Other than the Rajasthan block, ONGC also partners Cairn India in the Ravva oil and gas fields off the Andhra coast, with 40 per cent stake, and 50 per cent in the Gauri and Lakshmi gas fields in the Cambay Basin, off the west coast. It also has a stake in some of the seven exploration acreages held by Cairn India.
Cairn Energy, the parent company of Cairn India, is selling up to 51 per cent of its 62.38 per cent holding in Cairn India to London-listed Vedanta. The deal is waiting approval from the ministry of petroleum and natural gas.
Cairn-Vedanta deal: Govt to decide by Feb-end
Meanwhile, according to a PTI report, the government on Monday said that it will decide on giving approval to the $9.6 billion Cairn-Vedanta deal by February-end, Oil Secretary S Sundareshan said.
“I had earlier given a timeline of December-end (for deciding on giving approval to Vedanta Resources, buying majority stake in Cairn India) on the presumption that it will take 2-3 months to process (the case) from the date we get all applications.
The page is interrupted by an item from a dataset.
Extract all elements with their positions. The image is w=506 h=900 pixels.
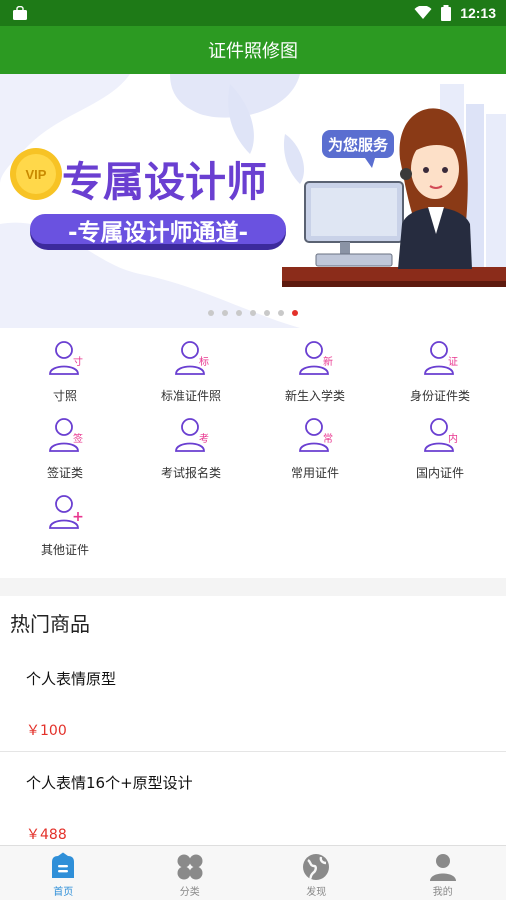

“But given that we have got the application (seeking approval) only last week, we will certainly be able to decide on the case by February-end,” he said. After months of dithering, UK’s Cairn Energy on November 25 applied for government nod to transfer control in its three producing assets, including the prolific Rajasthan fields to Vedanta Resources. Sundareshan said the oil ministry had told Cairn that it would have to apply for approval in all of its 10 assets for the government to consider giving consent to the deal.